Soul is the emotional and intellectual intensity associated with creativity. Soul is, by its own definition, a “feeling,” and as such, this is how we should look at it when we look to our food and beverage operations.

Creating a restaurant with soul requires focus and attention on numerous elements, including the obvious factors like ambiance, menu, and customer experience, as well as the not so obvious connection to local culture, but it ultimately all comes down to how does the venue make people feel.

In writing my book, Create to Plate, I wanted to simplify the roadmap for this into 12 key elements that take people on their hospitality journey, creating cutting-edge concepts with soul. The book itself charts the course from visualization to realization, i.e. taking those initial thoughts about a concept, and turning it into reality: a living, thriving, hospitality venue.

One of the first comments I got for a project that I created and launched in Dubai not too long ago was that it felt “lived-in.” It had an energy that we had created not just by its design, fixtures, and fittings, but by the energy created within the space through the engagement and focus of the colleagues. But the one true element that gives an outlet soul is its emotional connection with its customers.

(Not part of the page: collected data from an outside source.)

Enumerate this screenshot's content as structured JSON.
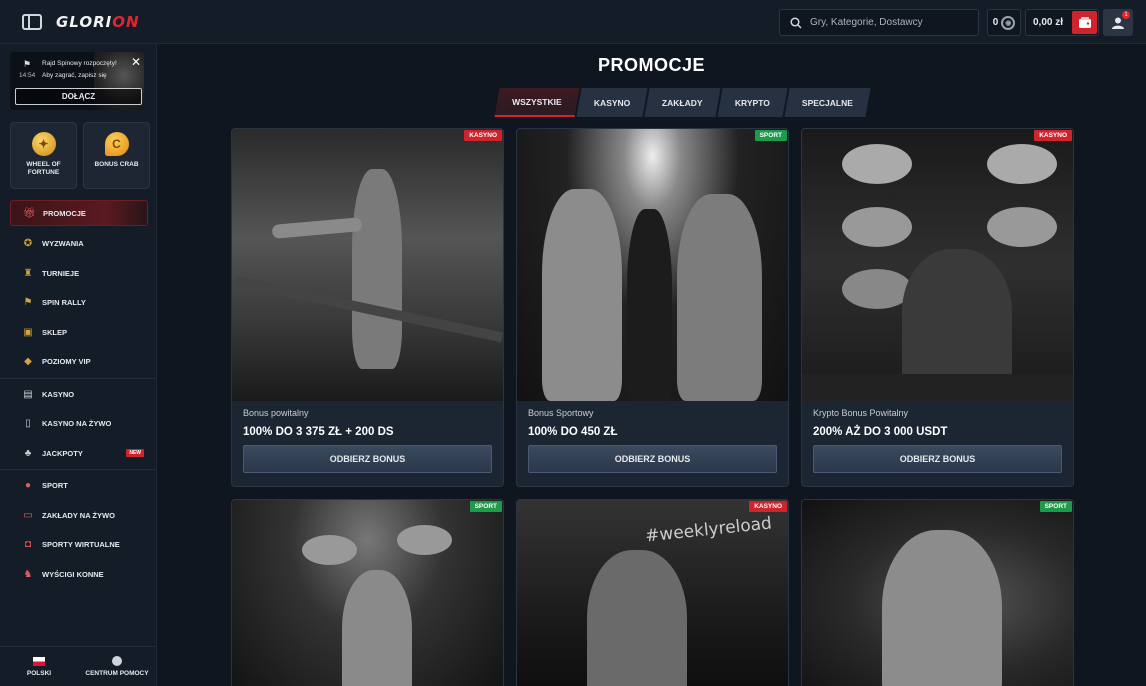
{
  "header": {
    "logo": "GLORION",
    "search_placeholder": "Gry, Kategorie, Dostawcy",
    "coins": "0",
    "balance": "0,00 zł",
    "user_badge": "1"
  },
  "notification": {
    "title": "Rajd Spinowy rozpoczęty!",
    "time": "14:54",
    "text": "Aby zagrać, zapisz się",
    "join_label": "DOŁĄCZ"
  },
  "tiles": [
    {
      "label": "WHEEL OF FORTUNE",
      "icon": "wheel-of-fortune-icon"
    },
    {
      "label": "BONUS CRAB",
      "icon": "bonus-crab-icon"
    }
  ],
  "nav": {
    "items": [
      {
        "label": "PROMOCJE",
        "icon": "gift-icon"
      },
      {
        "label": "WYZWANIA",
        "icon": "medal-icon"
      },
      {
        "label": "TURNIEJE",
        "icon": "trophy-icon"
      },
      {
        "label": "SPIN RALLY",
        "icon": "flag-icon"
      },
      {
        "label": "SKLEP",
        "icon": "shop-icon"
      },
      {
        "label": "POZIOMY VIP",
        "icon": "diamond-icon"
      },
      {
        "label": "KASYNO",
        "icon": "slot-machine-icon"
      },
      {
        "label": "KASYNO NA ŻYWO",
        "icon": "cards-icon"
      },
      {
        "label": "JACKPOTY",
        "icon": "clover-icon",
        "badge": "NEW"
      },
      {
        "label": "SPORT",
        "icon": "ball-icon"
      },
      {
        "label": "ZAKŁADY NA ŻYWO",
        "icon": "live-icon"
      },
      {
        "label": "SPORTY WIRTUALNE",
        "icon": "virtual-icon"
      },
      {
        "label": "WYŚCIGI KONNE",
        "icon": "horse-icon"
      }
    ]
  },
  "footer": {
    "language": "POLSKI",
    "help": "CENTRUM POMOCY"
  },
  "main": {
    "title": "PROMOCJE",
    "tabs": [
      "WSZYSTKIE",
      "KASYNO",
      "ZAKŁADY",
      "KRYPTO",
      "SPECJALNE"
    ],
    "cards": [
      {
        "tag": "KASYNO",
        "subtitle": "Bonus powitalny",
        "title": "100% DO 3 375 ZŁ + 200 DS",
        "button": "ODBIERZ BONUS"
      },
      {
        "tag": "SPORT",
        "subtitle": "Bonus Sportowy",
        "title": "100% DO 450 ZŁ",
        "button": "ODBIERZ BONUS"
      },
      {
        "tag": "KASYNO",
        "subtitle": "Krypto Bonus Powitalny",
        "title": "200% AŻ DO 3 000 USDT",
        "button": "ODBIERZ BONUS"
      },
      {
        "tag": "SPORT"
      },
      {
        "tag": "KASYNO",
        "image_text": "#weeklyreload"
      },
      {
        "tag": "SPORT"
      }
    ]
  }
}
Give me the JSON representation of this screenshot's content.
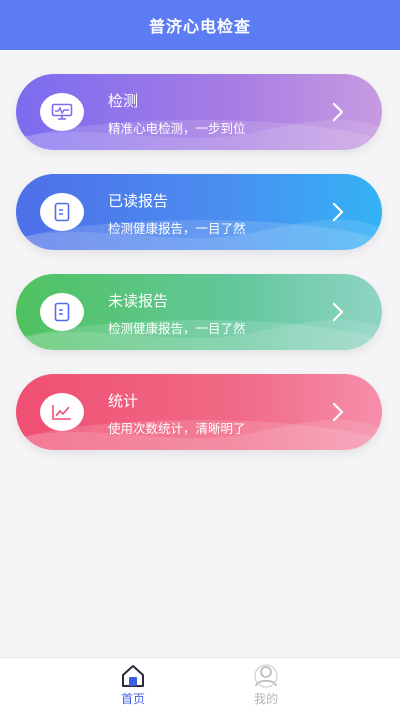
{
  "header": {
    "title": "普济心电检查"
  },
  "cards": [
    {
      "title": "检测",
      "subtitle": "精准心电检测，一步到位",
      "icon": "monitor-icon"
    },
    {
      "title": "已读报告",
      "subtitle": "检测健康报告，一目了然",
      "icon": "document-icon"
    },
    {
      "title": "未读报告",
      "subtitle": "检测健康报告，一目了然",
      "icon": "document-icon"
    },
    {
      "title": "统计",
      "subtitle": "使用次数统计，清晰明了",
      "icon": "line-chart-icon"
    }
  ],
  "tabbar": {
    "home_label": "首页",
    "mine_label": "我的",
    "active_color": "#3f5fe0",
    "inactive_color": "#b5b5b5"
  },
  "colors": {
    "header": "#5b7cf2",
    "background": "#f5f5f7"
  }
}
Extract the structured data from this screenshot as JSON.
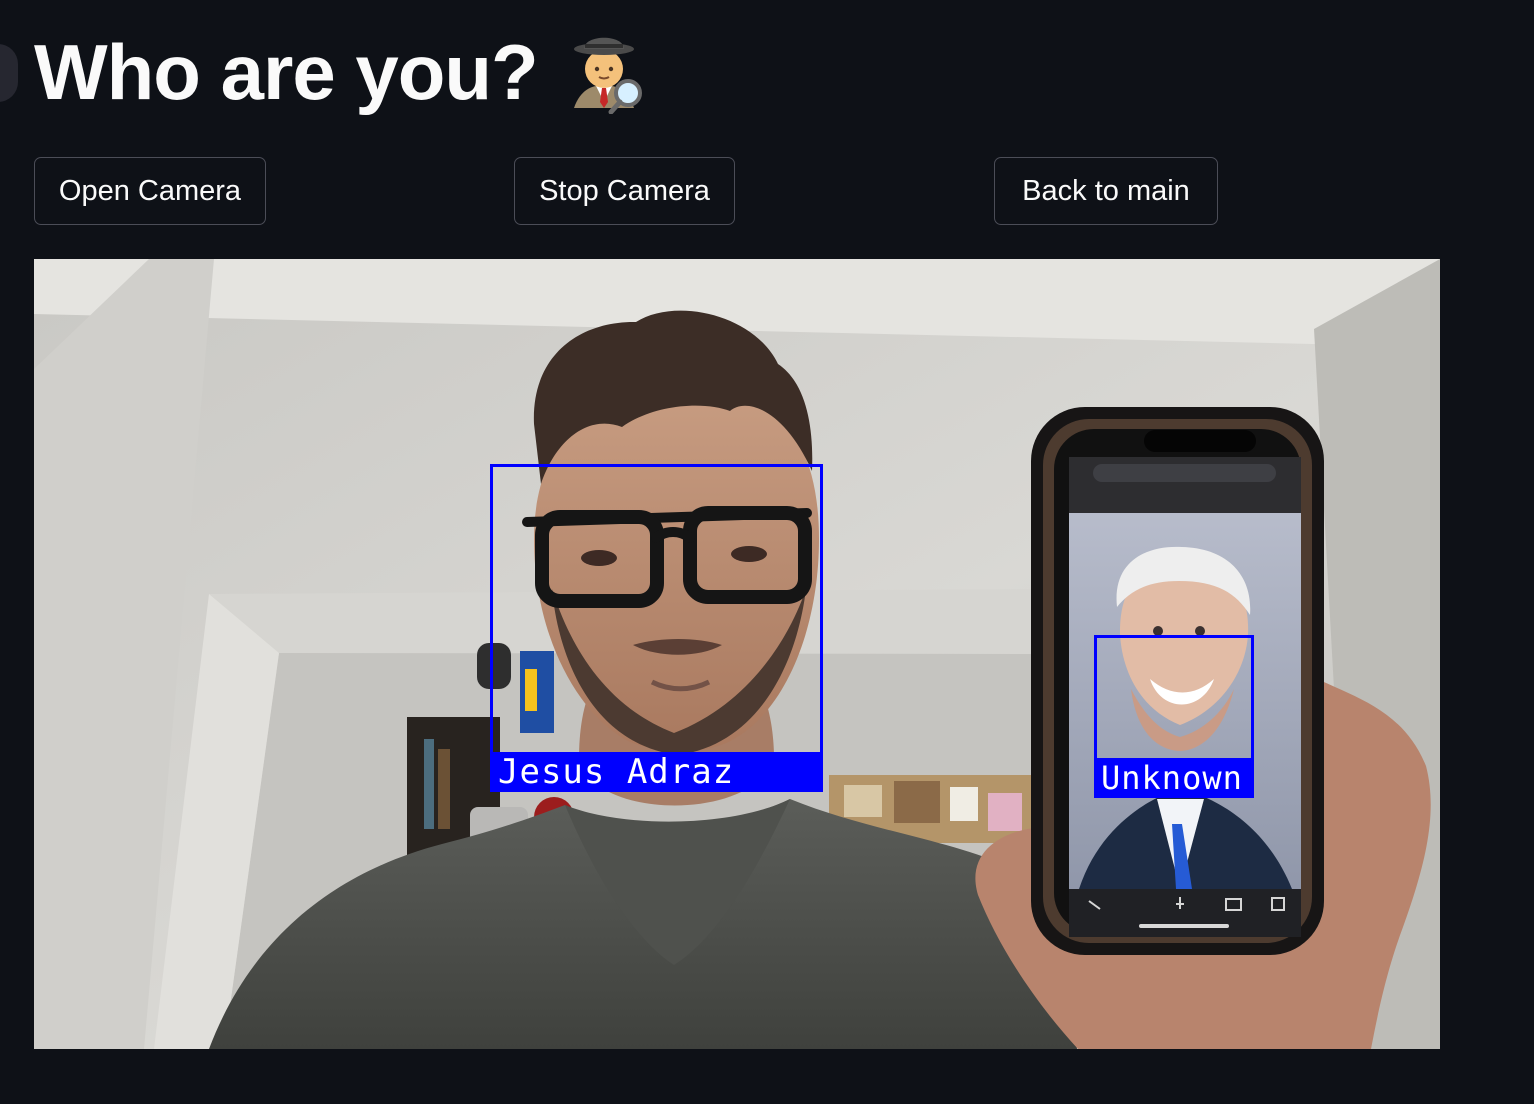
{
  "header": {
    "title": "Who are you?",
    "title_icon": "detective-icon"
  },
  "buttons": {
    "open_camera": "Open Camera",
    "stop_camera": "Stop Camera",
    "back_to_main": "Back to main"
  },
  "camera_feed": {
    "detections": [
      {
        "label": "Jesus Adraz"
      },
      {
        "label": "Unknown"
      }
    ]
  },
  "colors": {
    "background": "#0e1117",
    "text": "#fafafa",
    "button_border": "#4b4d57",
    "detection_box": "#0000ff"
  }
}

Related: Making It Work: Do’s And Don’ts For Aspiring F&B Entrepreneurs

We regularly talk about the secret to generating repeat business in our operations, and it has been clearly defined as being when the customer treats the outlet as their own place. This ability to create “shared ownership” with your clientele is based on establishing and creating an emotional connections with guests. The pride generated through that connection goes on to be the most powerful tool that any outlet can achieve through its customers- that of shared ownership with the outlet.

People want to feel nurtured and respected and when entering your outlet; they also want to be made to feel important. These key attributes go a long way to generating the heart and soul of an operation, thus leading toward that pinnacle of delivering true hospitality. And as I have stated previously across many forums, those responsible for ensuring your outlet has soul are those on the frontlines of daily operations– your team. If they too can feel pride, and experience some form of emotional connection with the outlet, this carries forth, and it multiplies innumerably with your customer base.

Now, I grant you that this is the most challenging part of creating outlets with soul. But if one is able to engineer a focus on true and honest employee engagement, where successes are heralded and failures are considered learnings, one can be assured that the very heart of their operation will continue to beat consistently.

It is humbling sometimes to step out of the daily operations for a minute, and look at the people coming into your establishment. And so, for those of you who would like to inject more soul into your operation, I challenge you to rethink how you look at your guests. Think of them as guests coming in for the first time, and that they are walking in with an invisible sign around their necks saying, “Make me feel important,” and take it from there.

Ultimately, we are all in the business of making people feel good. It’s a truly magical business to be in, if I am honest, and with a little soul in your venue, generating that emotional connection with your guests will be made just that little bit easier.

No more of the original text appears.